Он не был диалектиком, не был философом, не был поэтом. Он был лётчиком-испытателем тридцати с лишком лет, без обеих ног, без жены, оставившей его со слезами сочувствия, зато при нескольких ослепительных орденах, о которых поговаривали, что их чистит зубным порошком его соседка. И не соседка, конечно, а сердобольная племянница, хотя и не живёт в его квартире, а только приходит – ордена приходит чистить зубным порошком. Красивый, как из Сопота, он прикатывал к магазину раньше всех. Благоухание «Северного сияния» окутывало его сухощавое голубоглазое лицо. После того, как он лишился ног и юной жены (фотография всегда при нём), Небесный Тихоход со временем обрёл верную компанию в лице своего в некотором роде собрата Ариэля (какже, какже: имена суть производные вещей!) и прочих. Наш падший ангел обладал весьма замкнутым нравом, и потому лишь сын философа иной раз был в силах растопить лёд его ожесточённого безмолвия.
Снисходя милосердно к Небесному Тихоходу, который, видно по всему, неустанно мучился трансцендентальной тайной случившихся с ним метаморфоз, Ариэль всякий раз вскакивал и, заикаясь, кричал ему, подбегая сзади или сбоку:
– Т-т-т-упица! – вырывал беспощадно Ариэль из горла корни согласных. – Вм-мы – вместо того, чтоб приблизится к н-н-н-н-небу, раствориться т-т-там, ты к-к-как бельмо на глазу у всех. Т-ты зачем т-т-тут болтаешься без двух ног? Форменный инвалид, н-н-н-и-и-кудышный калека. Авиатор!!!

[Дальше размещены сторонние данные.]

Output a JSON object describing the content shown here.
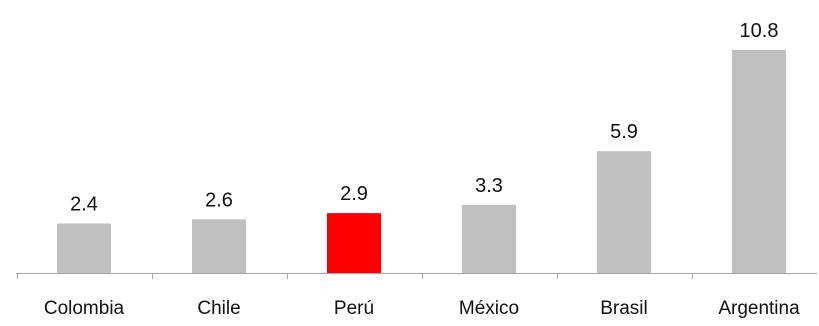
{
  "chart_data": {
    "type": "bar",
    "categories": [
      "Colombia",
      "Chile",
      "Perú",
      "México",
      "Brasil",
      "Argentina"
    ],
    "values": [
      2.4,
      2.6,
      2.9,
      3.3,
      5.9,
      10.8
    ],
    "value_labels": [
      "2.4",
      "2.6",
      "2.9",
      "3.3",
      "5.9",
      "10.8"
    ],
    "highlight_category": "Perú",
    "colors": {
      "default_bar": "#c0c0c0",
      "highlight_bar": "#ff0000",
      "axis": "#a6a6a6",
      "text": "#111111"
    },
    "ylim": [
      0,
      11.5
    ],
    "grid": false,
    "legend": "none",
    "title": "",
    "xlabel": "",
    "ylabel": ""
  }
}
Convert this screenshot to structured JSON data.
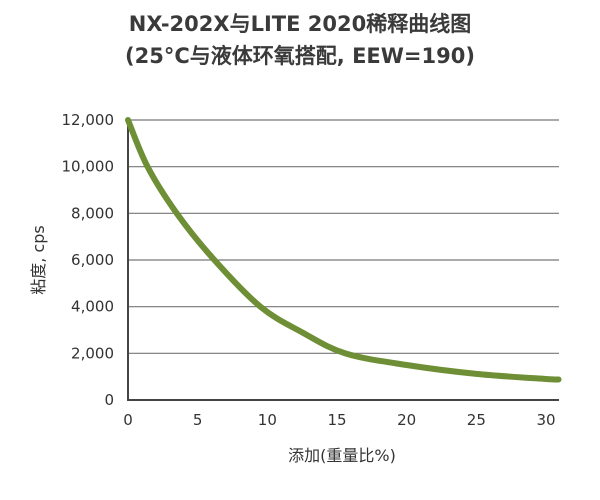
{
  "chart_data": {
    "type": "line",
    "title": "NX-202X与LITE 2020稀释曲线图",
    "subtitle": "(25°C与液体环氧搭配, EEW=190)",
    "xlabel": "添加(重量比%)",
    "ylabel": "粘度, cps",
    "xlim": [
      0,
      30.9
    ],
    "ylim": [
      0,
      12000
    ],
    "xticks": [
      "0",
      "5",
      "10",
      "15",
      "20",
      "25",
      "30"
    ],
    "yticks": [
      "0",
      "2,000",
      "4,000",
      "6,000",
      "8,000",
      "10,000",
      "12,000"
    ],
    "grid": "horizontal",
    "line_color": "#6e8f35",
    "series": [
      {
        "x": [
          0,
          1.4,
          3.5,
          6.2,
          9.5,
          12.5,
          15.6,
          20,
          25,
          30,
          30.9
        ],
        "y": [
          12000,
          10000,
          8000,
          6000,
          4000,
          2900,
          2000,
          1500,
          1120,
          900,
          880
        ]
      }
    ]
  }
}
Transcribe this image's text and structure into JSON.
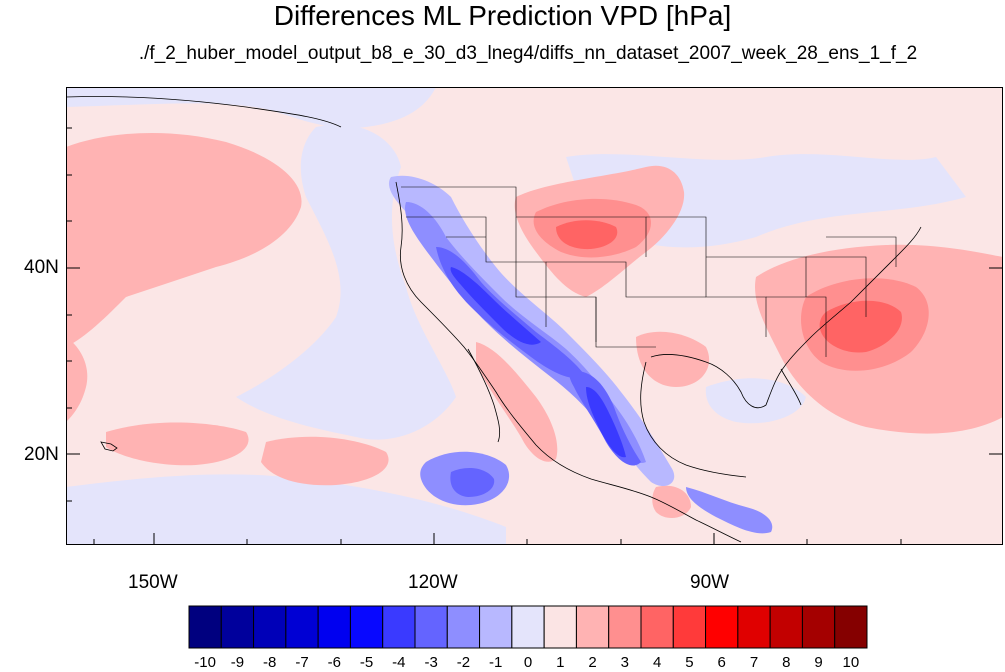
{
  "title": "Differences ML Prediction VPD [hPa]",
  "subtitle": "./f_2_huber_model_output_b8_e_30_d3_lneg4/diffs_nn_dataset_2007_week_28_ens_1_f_2",
  "axes": {
    "lat_labels": [
      "40N",
      "20N"
    ],
    "lon_labels": [
      "150W",
      "120W",
      "90W"
    ]
  },
  "colorbar": {
    "labels": [
      "-10",
      "-9",
      "-8",
      "-7",
      "-6",
      "-5",
      "-4",
      "-3",
      "-2",
      "-1",
      "0",
      "1",
      "2",
      "3",
      "4",
      "5",
      "6",
      "7",
      "8",
      "9",
      "10"
    ],
    "colors": [
      "#00007f",
      "#00009c",
      "#0000b8",
      "#0000d4",
      "#0000f0",
      "#0808ff",
      "#3a3aff",
      "#6464ff",
      "#8e8eff",
      "#b8b8ff",
      "#e4e4fb",
      "#fbe4e4",
      "#ffb3b3",
      "#ff8f8f",
      "#ff6464",
      "#ff3a3a",
      "#ff0000",
      "#e00000",
      "#c20000",
      "#a40000",
      "#850000"
    ]
  },
  "map_colors": {
    "ocean_background": "#fbe6e6",
    "light_blue": "#e4e4fb",
    "blue_2": "#b8b8ff",
    "blue_3": "#8e8eff",
    "blue_4": "#6464ff",
    "blue_5": "#3a3aff",
    "blue_6": "#0808ff",
    "red_1": "#ffb3b3",
    "red_2": "#ff8f8f",
    "red_3": "#ff6464",
    "coastline": "#000000"
  }
}
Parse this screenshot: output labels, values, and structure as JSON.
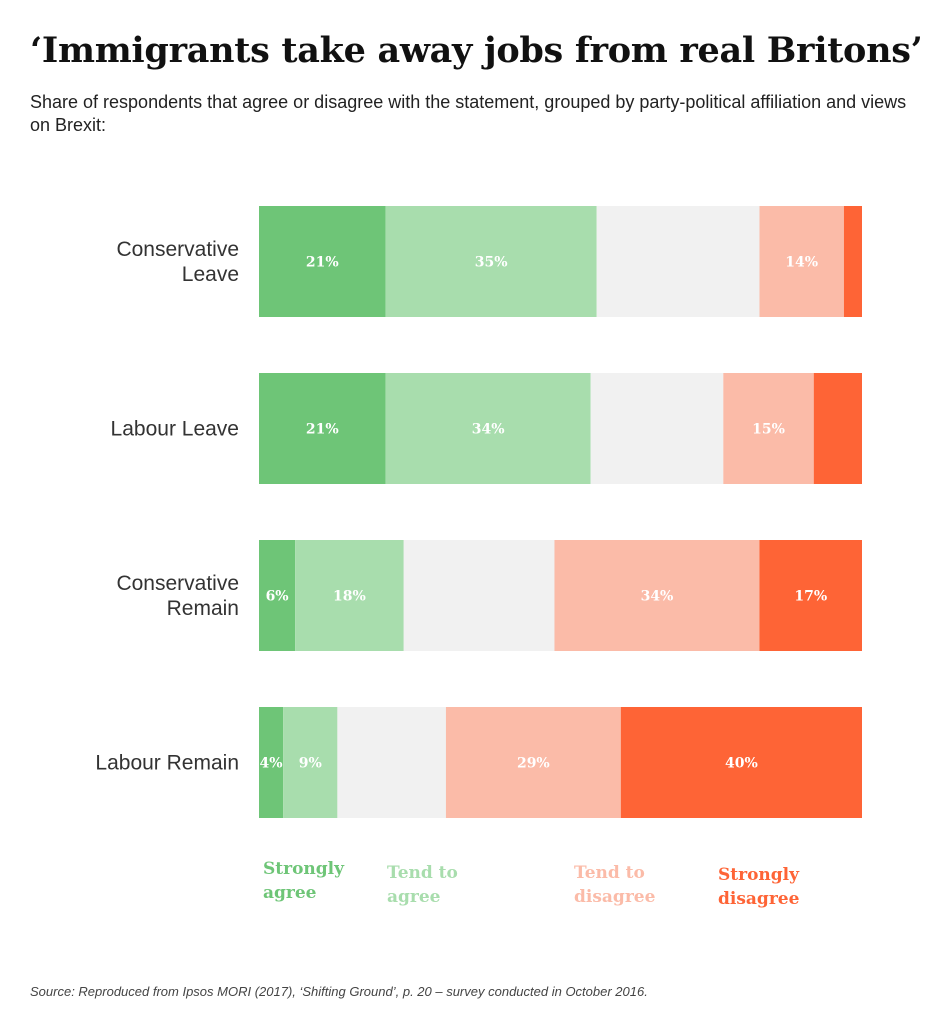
{
  "chart_data": {
    "type": "bar",
    "orientation": "horizontal",
    "stacked": true,
    "normalized": true,
    "title": "‘Immigrants take away jobs from real Britons’",
    "subtitle": "Share of respondents that agree or disagree with the statement, grouped by party-political affiliation and views on Brexit:",
    "categories": [
      [
        "Conservative",
        "Leave"
      ],
      [
        "Labour Leave"
      ],
      [
        "Conservative",
        "Remain"
      ],
      [
        "Labour Remain"
      ]
    ],
    "series": [
      {
        "name": "Strongly agree",
        "legend_lines": [
          "Strongly",
          "agree"
        ],
        "color": "#6ec577",
        "values": [
          21,
          21,
          6,
          4
        ],
        "labels": [
          "21%",
          "21%",
          "6%",
          "4%"
        ]
      },
      {
        "name": "Tend to agree",
        "legend_lines": [
          "Tend to",
          "agree"
        ],
        "color": "#a8ddad",
        "values": [
          35,
          34,
          18,
          9
        ],
        "labels": [
          "35%",
          "34%",
          "18%",
          "9%"
        ]
      },
      {
        "name": "",
        "legend_lines": [],
        "color": "#f1f1f1",
        "values": [
          27,
          22,
          25,
          18
        ],
        "labels": [
          "",
          "",
          "",
          ""
        ]
      },
      {
        "name": "Tend to disagree",
        "legend_lines": [
          "Tend to",
          "disagree"
        ],
        "color": "#fbbba8",
        "values": [
          14,
          15,
          34,
          29
        ],
        "labels": [
          "14%",
          "15%",
          "34%",
          "29%"
        ]
      },
      {
        "name": "Strongly disagree",
        "legend_lines": [
          "Strongly",
          "disagree"
        ],
        "color": "#fe6436",
        "values": [
          3,
          8,
          17,
          40
        ],
        "labels": [
          "",
          "",
          "17%",
          "40%"
        ]
      }
    ],
    "legend_position": "bottom",
    "grid": false,
    "source": "Source: Reproduced from Ipsos MORI (2017), ‘Shifting Ground’, p. 20 – survey conducted in October 2016."
  }
}
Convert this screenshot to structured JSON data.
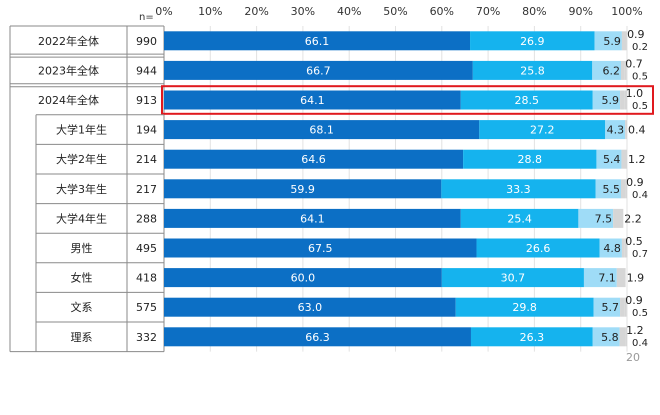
{
  "chart_data": {
    "type": "bar",
    "stacked": true,
    "orientation": "horizontal",
    "n_label": "n=",
    "x_ticks": [
      "0%",
      "10%",
      "20%",
      "30%",
      "40%",
      "50%",
      "60%",
      "70%",
      "80%",
      "90%",
      "100%"
    ],
    "xlim": [
      0,
      100
    ],
    "grid": true,
    "page_number": "20",
    "series_colors": [
      "#0c6fc5",
      "#15b3ee",
      "#9fdcf7",
      "#d6d6d6"
    ],
    "rows": [
      {
        "label": "2022年全体",
        "n": "990",
        "group": "year",
        "values": [
          66.1,
          26.9,
          5.9,
          0.9,
          0.2
        ],
        "labels": [
          "66.1",
          "26.9",
          "5.9",
          "0.9",
          "0.2"
        ]
      },
      {
        "label": "2023年全体",
        "n": "944",
        "group": "year",
        "values": [
          66.7,
          25.8,
          6.2,
          0.7,
          0.5
        ],
        "labels": [
          "66.7",
          "25.8",
          "6.2",
          "0.7",
          "0.5"
        ]
      },
      {
        "label": "2024年全体",
        "n": "913",
        "group": "year",
        "highlight": true,
        "values": [
          64.1,
          28.5,
          5.9,
          1.0,
          0.5
        ],
        "labels": [
          "64.1",
          "28.5",
          "5.9",
          "1.0",
          "0.5"
        ]
      },
      {
        "label": "大学1年生",
        "n": "194",
        "group": "sub",
        "values": [
          68.1,
          27.2,
          4.3,
          0.4,
          0
        ],
        "labels": [
          "68.1",
          "27.2",
          "4.3",
          "0.4",
          ""
        ]
      },
      {
        "label": "大学2年生",
        "n": "214",
        "group": "sub",
        "values": [
          64.6,
          28.8,
          5.4,
          1.2,
          0
        ],
        "labels": [
          "64.6",
          "28.8",
          "5.4",
          "1.2",
          ""
        ]
      },
      {
        "label": "大学3年生",
        "n": "217",
        "group": "sub",
        "values": [
          59.9,
          33.3,
          5.5,
          0.9,
          0.4
        ],
        "labels": [
          "59.9",
          "33.3",
          "5.5",
          "0.9",
          "0.4"
        ]
      },
      {
        "label": "大学4年生",
        "n": "288",
        "group": "sub",
        "values": [
          64.1,
          25.4,
          7.5,
          2.2,
          0
        ],
        "labels": [
          "64.1",
          "25.4",
          "7.5",
          "2.2",
          ""
        ]
      },
      {
        "label": "男性",
        "n": "495",
        "group": "sub",
        "values": [
          67.5,
          26.6,
          4.8,
          0.5,
          0.7
        ],
        "labels": [
          "67.5",
          "26.6",
          "4.8",
          "0.5",
          "0.7"
        ]
      },
      {
        "label": "女性",
        "n": "418",
        "group": "sub",
        "values": [
          60.0,
          30.7,
          7.1,
          1.9,
          0
        ],
        "labels": [
          "60.0",
          "30.7",
          "7.1",
          "1.9",
          ""
        ]
      },
      {
        "label": "文系",
        "n": "575",
        "group": "sub",
        "values": [
          63.0,
          29.8,
          5.7,
          0.9,
          0.5
        ],
        "labels": [
          "63.0",
          "29.8",
          "5.7",
          "0.9",
          "0.5"
        ]
      },
      {
        "label": "理系",
        "n": "332",
        "group": "sub",
        "values": [
          66.3,
          26.3,
          5.8,
          1.2,
          0.4
        ],
        "labels": [
          "66.3",
          "26.3",
          "5.8",
          "1.2",
          "0.4"
        ]
      }
    ]
  }
}
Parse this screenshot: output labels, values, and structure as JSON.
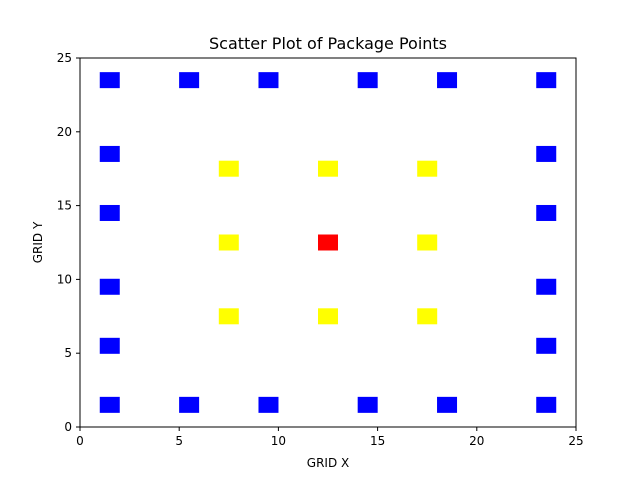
{
  "chart_data": {
    "type": "scatter",
    "title": "Scatter Plot of Package Points",
    "xlabel": "GRID X",
    "ylabel": "GRID Y",
    "xlim": [
      0,
      25
    ],
    "ylim": [
      0,
      25
    ],
    "xticks": [
      0,
      5,
      10,
      15,
      20,
      25
    ],
    "yticks": [
      0,
      5,
      10,
      15,
      20,
      25
    ],
    "grid": false,
    "marker": "square",
    "series": [
      {
        "color": "#0000ff",
        "points": [
          {
            "x": 1.5,
            "y": 1.5
          },
          {
            "x": 5.5,
            "y": 1.5
          },
          {
            "x": 9.5,
            "y": 1.5
          },
          {
            "x": 14.5,
            "y": 1.5
          },
          {
            "x": 18.5,
            "y": 1.5
          },
          {
            "x": 23.5,
            "y": 1.5
          },
          {
            "x": 1.5,
            "y": 5.5
          },
          {
            "x": 23.5,
            "y": 5.5
          },
          {
            "x": 1.5,
            "y": 9.5
          },
          {
            "x": 23.5,
            "y": 9.5
          },
          {
            "x": 1.5,
            "y": 14.5
          },
          {
            "x": 23.5,
            "y": 14.5
          },
          {
            "x": 1.5,
            "y": 18.5
          },
          {
            "x": 23.5,
            "y": 18.5
          },
          {
            "x": 1.5,
            "y": 23.5
          },
          {
            "x": 5.5,
            "y": 23.5
          },
          {
            "x": 9.5,
            "y": 23.5
          },
          {
            "x": 14.5,
            "y": 23.5
          },
          {
            "x": 18.5,
            "y": 23.5
          },
          {
            "x": 23.5,
            "y": 23.5
          }
        ]
      },
      {
        "color": "#ffff00",
        "points": [
          {
            "x": 7.5,
            "y": 7.5
          },
          {
            "x": 12.5,
            "y": 7.5
          },
          {
            "x": 17.5,
            "y": 7.5
          },
          {
            "x": 7.5,
            "y": 12.5
          },
          {
            "x": 17.5,
            "y": 12.5
          },
          {
            "x": 7.5,
            "y": 17.5
          },
          {
            "x": 12.5,
            "y": 17.5
          },
          {
            "x": 17.5,
            "y": 17.5
          }
        ]
      },
      {
        "color": "#ff0000",
        "points": [
          {
            "x": 12.5,
            "y": 12.5
          }
        ]
      }
    ]
  }
}
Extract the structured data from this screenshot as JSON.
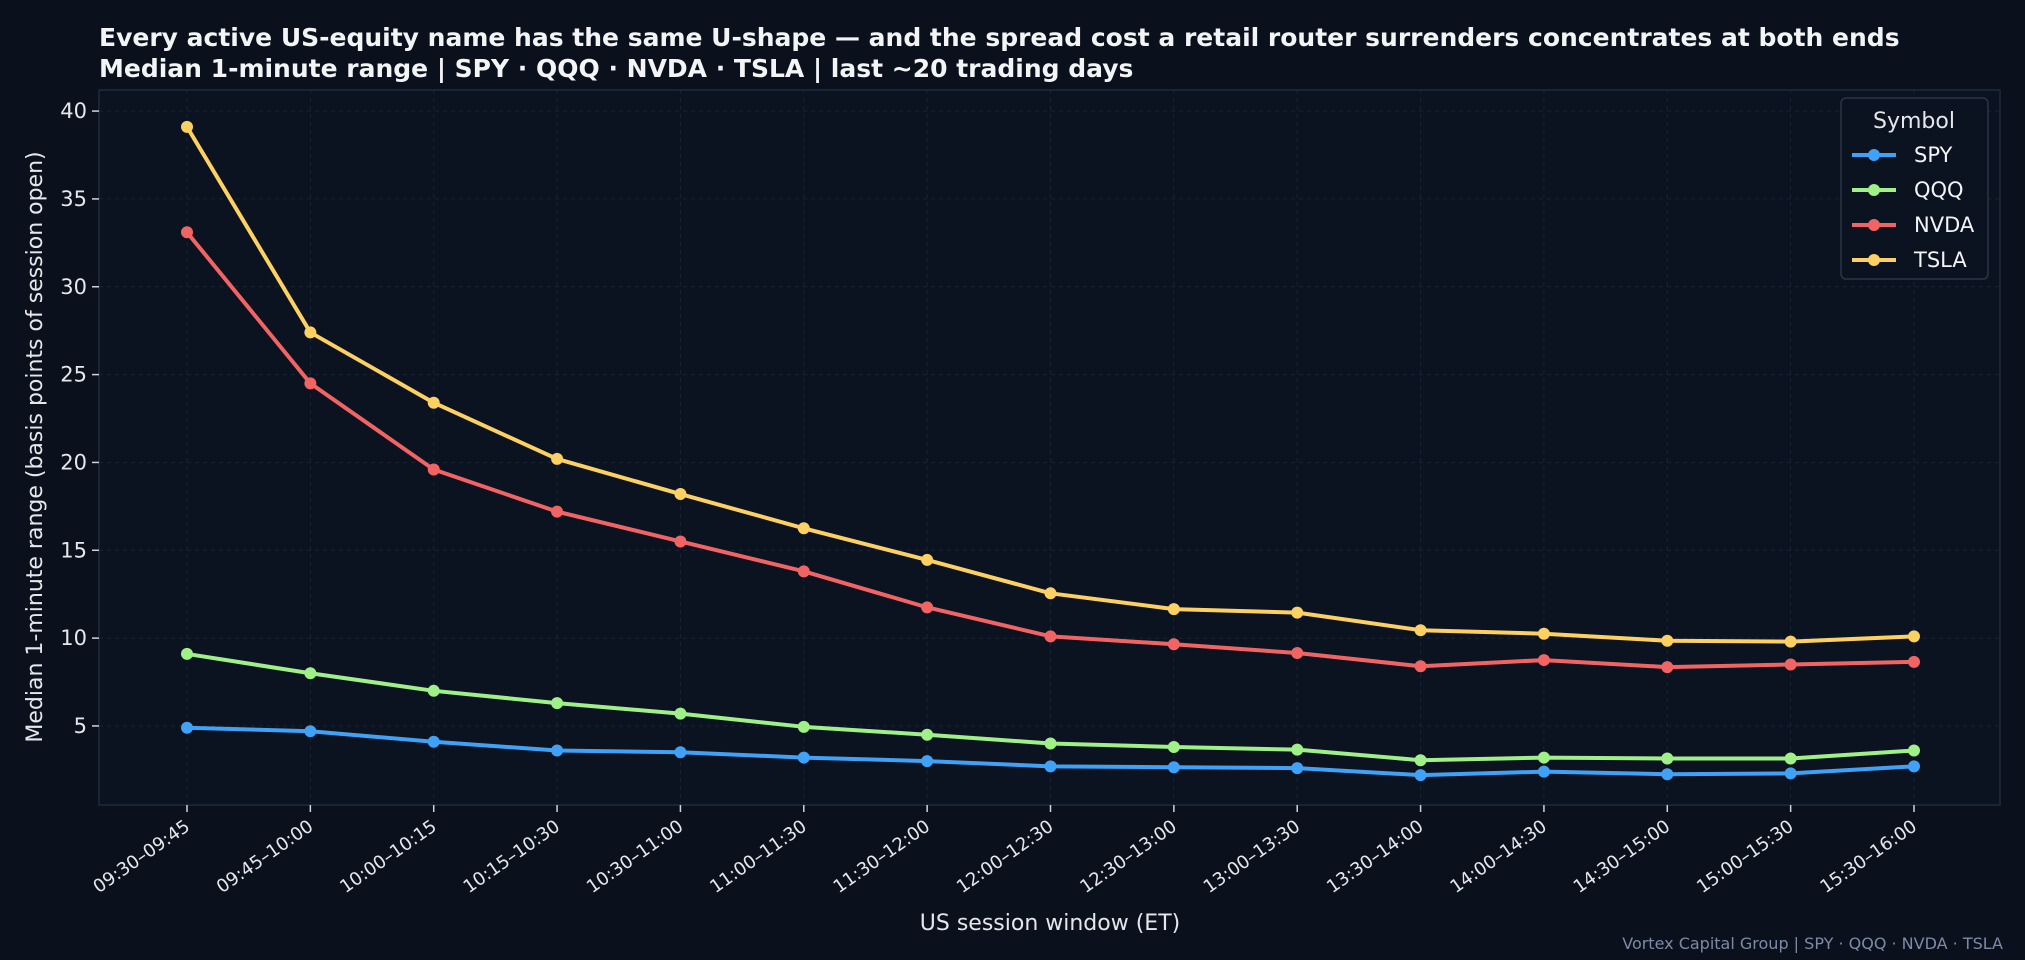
{
  "title_line1": "Every active US-equity name has the same U-shape — and the spread cost a retail router surrenders concentrates at both ends",
  "title_line2": "Median 1-minute range  |  SPY · QQQ · NVDA · TSLA  |  last ~20 trading days",
  "footer": "Vortex Capital Group  |  SPY · QQQ · NVDA · TSLA",
  "colors": {
    "background": "#0b111c",
    "plot_background": "#0b1220",
    "grid": "#1a2434",
    "spine": "#1f2b3d",
    "SPY": "#3fa2f7",
    "QQQ": "#9ef087",
    "NVDA": "#f26464",
    "TSLA": "#fdd062"
  },
  "chart_data": {
    "type": "line",
    "xlabel": "US session window  (ET)",
    "ylabel": "Median 1-minute range  (basis points of session open)",
    "categories": [
      "09:30–09:45",
      "09:45–10:00",
      "10:00–10:15",
      "10:15–10:30",
      "10:30–11:00",
      "11:00–11:30",
      "11:30–12:00",
      "12:00–12:30",
      "12:30–13:00",
      "13:00–13:30",
      "13:30–14:00",
      "14:00–14:30",
      "14:30–15:00",
      "15:00–15:30",
      "15:30–16:00"
    ],
    "yticks": [
      5,
      10,
      15,
      20,
      25,
      30,
      35,
      40
    ],
    "ylim": [
      0.5,
      41.2
    ],
    "grid": true,
    "legend": {
      "title": "Symbol",
      "placement": "top-right"
    },
    "series": [
      {
        "name": "SPY",
        "color": "#3fa2f7",
        "values": [
          4.9,
          4.7,
          4.1,
          3.6,
          3.5,
          3.2,
          3.0,
          2.7,
          2.65,
          2.6,
          2.2,
          2.4,
          2.25,
          2.3,
          2.7
        ]
      },
      {
        "name": "QQQ",
        "color": "#9ef087",
        "values": [
          9.1,
          8.0,
          7.0,
          6.3,
          5.7,
          4.95,
          4.5,
          4.0,
          3.8,
          3.65,
          3.05,
          3.2,
          3.15,
          3.15,
          3.6
        ]
      },
      {
        "name": "NVDA",
        "color": "#f26464",
        "values": [
          33.1,
          24.5,
          19.6,
          17.2,
          15.5,
          13.8,
          11.75,
          10.1,
          9.65,
          9.15,
          8.4,
          8.75,
          8.35,
          8.5,
          8.65
        ]
      },
      {
        "name": "TSLA",
        "color": "#fdd062",
        "values": [
          39.1,
          27.4,
          23.4,
          20.2,
          18.2,
          16.25,
          14.45,
          12.55,
          11.65,
          11.45,
          10.45,
          10.25,
          9.85,
          9.8,
          10.1
        ]
      }
    ]
  }
}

Авиатор приоткрывал глаза и смотрел спокойно на Ариэля, суетившегося перед ним, наподобие обезьянки, испуганной болезнью своего хозяина или собрата, не трогающего уже второй день корку от банана. На глаза Небесного Тихохода наворачивался туман, и он запускал в боковой карман руку, вытаскивая оттуда неизменную трёху. А ещё один, Вера Фёдоровна Комиссаржевская, был гомосексуалистом-фантазёром. Сердце его было открыто для каждого. Женщины в нём души не чаяли. Они открывали ему самые заповедные тайны изболевшихся душ в обмен на слова участия, которыми он оделял их, словами и вздохами и вечным припевом: «Да, да, я это очень хорошо понимаю…» И Вере Фёдоровне казалось, что его любят все. Он воображал, что…
Да мало ли что он воображал! Каждый из нас может вообразить, что угодно. Безногий лётчик после пятого стакана, к примеру, воображал, что у него отросли ноги, и тогда он, как бешеный, начинал работать рычагами коляски, полученной им, как поговаривали, взамен на машину и позволение пить здесь, у Михаила Самуэлевича, – и всё та же паскудная племянница! – поговаривали, наблюдая ставшую привычной, но по-прежнему поразительную картину временного помрачения.